| The character: | Slim Dundee |
| The actor: | Dan Duryea |
| The movie: | Criss Cross (1949) |
Dan Duryea’s New York Times obituary phrases it this way: “As movie publicity agents loved to point out, Mr. Duryea’s personality was quite the opposite of the one he displayed in films.” Duryea was married thirty-five years, was a member of the PTA, led Boy Scouts. He was an excellent student. He liked gardening. From all accounts, he was the quiet type who minded his own business. To my mind, Duryea possessed a number of the virtues which are foundational to, and being eroded from, the United States. But man, that guy, just to look at him, he’s the kind of guy you walk past and get the heebie-jeebies from. You want to throw a baseball at the mechanism that sends him into the dunk tank. You want to throw a baseball at his face, or if you’re close enough, just get all your weight into a nice hook and go for the KO.

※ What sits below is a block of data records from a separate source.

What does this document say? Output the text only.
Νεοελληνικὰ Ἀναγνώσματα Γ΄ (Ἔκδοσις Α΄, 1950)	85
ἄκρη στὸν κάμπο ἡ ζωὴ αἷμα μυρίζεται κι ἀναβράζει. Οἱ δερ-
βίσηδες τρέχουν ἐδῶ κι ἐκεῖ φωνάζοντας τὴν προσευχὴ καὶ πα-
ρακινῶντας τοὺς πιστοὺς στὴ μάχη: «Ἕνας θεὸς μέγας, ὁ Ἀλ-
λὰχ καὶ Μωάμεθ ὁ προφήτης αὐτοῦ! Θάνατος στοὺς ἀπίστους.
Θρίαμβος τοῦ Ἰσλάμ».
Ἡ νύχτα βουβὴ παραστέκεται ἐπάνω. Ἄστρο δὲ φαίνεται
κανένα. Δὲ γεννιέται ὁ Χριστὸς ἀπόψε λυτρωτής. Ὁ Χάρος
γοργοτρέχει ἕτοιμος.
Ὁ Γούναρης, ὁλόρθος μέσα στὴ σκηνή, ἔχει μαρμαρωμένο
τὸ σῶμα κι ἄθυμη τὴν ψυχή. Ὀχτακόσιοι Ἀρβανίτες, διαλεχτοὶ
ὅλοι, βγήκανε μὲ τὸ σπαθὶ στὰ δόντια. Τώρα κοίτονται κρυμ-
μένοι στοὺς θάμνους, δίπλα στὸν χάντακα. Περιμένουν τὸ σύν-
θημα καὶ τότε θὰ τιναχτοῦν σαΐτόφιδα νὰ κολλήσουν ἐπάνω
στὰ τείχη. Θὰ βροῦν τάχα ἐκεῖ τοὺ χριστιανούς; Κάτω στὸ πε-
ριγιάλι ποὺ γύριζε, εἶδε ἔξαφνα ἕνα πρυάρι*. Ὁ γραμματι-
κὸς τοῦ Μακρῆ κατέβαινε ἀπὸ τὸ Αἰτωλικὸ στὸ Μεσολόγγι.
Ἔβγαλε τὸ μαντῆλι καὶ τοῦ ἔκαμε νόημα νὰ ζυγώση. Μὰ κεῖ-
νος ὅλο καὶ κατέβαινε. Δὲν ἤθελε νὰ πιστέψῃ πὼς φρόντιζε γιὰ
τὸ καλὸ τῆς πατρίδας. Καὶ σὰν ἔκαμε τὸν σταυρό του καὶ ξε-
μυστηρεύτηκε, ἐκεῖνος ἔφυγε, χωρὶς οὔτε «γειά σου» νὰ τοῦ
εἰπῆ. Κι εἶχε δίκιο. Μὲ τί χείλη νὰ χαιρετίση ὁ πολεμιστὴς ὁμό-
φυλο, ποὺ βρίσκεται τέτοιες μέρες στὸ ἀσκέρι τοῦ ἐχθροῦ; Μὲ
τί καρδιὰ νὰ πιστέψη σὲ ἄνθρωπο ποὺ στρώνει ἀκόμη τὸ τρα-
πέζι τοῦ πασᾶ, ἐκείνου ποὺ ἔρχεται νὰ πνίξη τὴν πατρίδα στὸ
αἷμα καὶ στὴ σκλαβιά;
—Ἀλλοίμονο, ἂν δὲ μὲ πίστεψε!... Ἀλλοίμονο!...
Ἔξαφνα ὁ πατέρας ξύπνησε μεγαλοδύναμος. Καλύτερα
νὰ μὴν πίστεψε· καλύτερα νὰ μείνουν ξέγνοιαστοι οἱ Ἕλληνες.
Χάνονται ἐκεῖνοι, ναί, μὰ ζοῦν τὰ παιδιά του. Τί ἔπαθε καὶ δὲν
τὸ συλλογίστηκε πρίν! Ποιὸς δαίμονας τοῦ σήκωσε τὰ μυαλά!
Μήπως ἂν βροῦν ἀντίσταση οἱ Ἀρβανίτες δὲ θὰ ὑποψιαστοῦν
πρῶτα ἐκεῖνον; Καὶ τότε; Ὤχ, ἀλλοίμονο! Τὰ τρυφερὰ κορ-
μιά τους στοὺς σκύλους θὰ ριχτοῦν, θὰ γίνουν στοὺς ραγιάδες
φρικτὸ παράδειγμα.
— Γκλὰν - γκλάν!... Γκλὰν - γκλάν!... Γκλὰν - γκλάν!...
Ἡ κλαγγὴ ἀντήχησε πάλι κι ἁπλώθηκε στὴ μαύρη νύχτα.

This revulsion is not uncommon in horror icons. Just as all reports tell you that Duryea was a highly respectable man, all reports will tell you that Gunnar Hansen is a sensitive man and a careful thinker, or that Robert Englund is unfailingly kind and generous. At least those guys get to be “Leatherface” or “Freddy Krueger,” though. There’s one being to attach those men to. They have created an icon. Dan Duryea worked as a type, not as one guy. One can cosplay as Freddy Krueger. No one goes to a convention and says, “I’m Slim Dundee from Criss Cross” or “Can’t you see, I’m Heidt from The Woman in the Window.” Duryea was a volume shooter, and a great one. Over and over again, Fritz Lang used him as a personification of evil, which is like getting picked first for kickball by the coolest, strongest kid in the fifth grade.

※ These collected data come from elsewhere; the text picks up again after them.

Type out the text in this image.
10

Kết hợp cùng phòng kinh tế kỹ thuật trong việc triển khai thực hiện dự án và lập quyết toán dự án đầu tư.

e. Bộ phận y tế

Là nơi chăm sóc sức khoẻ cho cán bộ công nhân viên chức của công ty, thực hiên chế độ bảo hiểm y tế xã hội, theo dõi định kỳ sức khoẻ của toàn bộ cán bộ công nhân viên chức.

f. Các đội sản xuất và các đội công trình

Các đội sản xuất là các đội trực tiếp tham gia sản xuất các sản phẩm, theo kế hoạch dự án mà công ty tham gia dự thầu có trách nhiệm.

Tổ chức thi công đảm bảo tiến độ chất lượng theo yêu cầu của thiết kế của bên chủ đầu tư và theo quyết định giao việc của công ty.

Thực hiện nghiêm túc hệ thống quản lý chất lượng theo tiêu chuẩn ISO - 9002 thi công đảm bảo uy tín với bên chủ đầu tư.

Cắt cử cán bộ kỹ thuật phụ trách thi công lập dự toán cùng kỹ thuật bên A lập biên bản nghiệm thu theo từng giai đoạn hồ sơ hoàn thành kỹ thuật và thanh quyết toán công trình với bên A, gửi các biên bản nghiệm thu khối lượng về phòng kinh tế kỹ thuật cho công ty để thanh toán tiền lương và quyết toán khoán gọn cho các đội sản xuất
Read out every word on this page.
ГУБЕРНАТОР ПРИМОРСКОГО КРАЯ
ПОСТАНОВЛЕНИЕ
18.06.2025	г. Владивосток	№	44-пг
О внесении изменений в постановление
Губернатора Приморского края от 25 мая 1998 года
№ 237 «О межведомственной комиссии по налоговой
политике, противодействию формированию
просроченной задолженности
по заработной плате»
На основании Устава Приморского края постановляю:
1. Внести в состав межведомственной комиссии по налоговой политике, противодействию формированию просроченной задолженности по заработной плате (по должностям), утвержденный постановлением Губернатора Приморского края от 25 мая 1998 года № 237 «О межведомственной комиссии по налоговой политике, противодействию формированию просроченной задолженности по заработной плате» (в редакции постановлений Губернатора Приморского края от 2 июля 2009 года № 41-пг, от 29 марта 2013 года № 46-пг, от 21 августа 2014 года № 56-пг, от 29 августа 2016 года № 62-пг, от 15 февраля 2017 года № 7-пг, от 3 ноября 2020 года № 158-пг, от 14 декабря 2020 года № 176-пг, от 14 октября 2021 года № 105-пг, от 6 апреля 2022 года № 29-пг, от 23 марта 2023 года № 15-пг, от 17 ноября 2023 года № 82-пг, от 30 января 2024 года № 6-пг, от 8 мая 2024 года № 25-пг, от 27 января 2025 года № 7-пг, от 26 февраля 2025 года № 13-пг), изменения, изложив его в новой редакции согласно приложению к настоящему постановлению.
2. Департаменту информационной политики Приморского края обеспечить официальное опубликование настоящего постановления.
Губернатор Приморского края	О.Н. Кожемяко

Out of all his performances, Slim Dundee is probably my favorite. It’s one thing to tie Edward G. Robinson in knots, at least when Edward G. Robinson is leaning into being a rumpled little shrimp rather than Rico. It’s quite another to hustle Burt Lancaster into hysterics, with Dundee using those naughty human emotions as a way to put the ring in Steve Thompson’s nose. Thompson can’t give up Anna, his ex-wife, now Dundee’s bride. Dundee is jealous but not insensible to the benefits of having an armored truck driver in the family, as it were: money for cucking, and your cheeks for free. He can use Thompson as a piece in his criminal enterprises. Throughout the movie, Dundee makes business decisions, leering and sneering as only a guy with a squat face and a BMI of 19 can do. That nasally voice rankles. That smirk itches. What makes Dundee different from these other guys who Duryea played is that he can’t help but fall victim to human emotions too. Shooting down Steve, lured one more time into danger by Anna, is easy for us to imagine. Shooting down Anna as well because his pedestrian jealousy has bloomed into a true lover’s fury, because he makes a decision with his heart instead of his previously cool head, makes him fascinating as few like noir villains are. With apologies to De Carlo, who makes Lancaster’s stupidity comprehensible, the villain I can’t turn away from in Criss Cross is Dundee.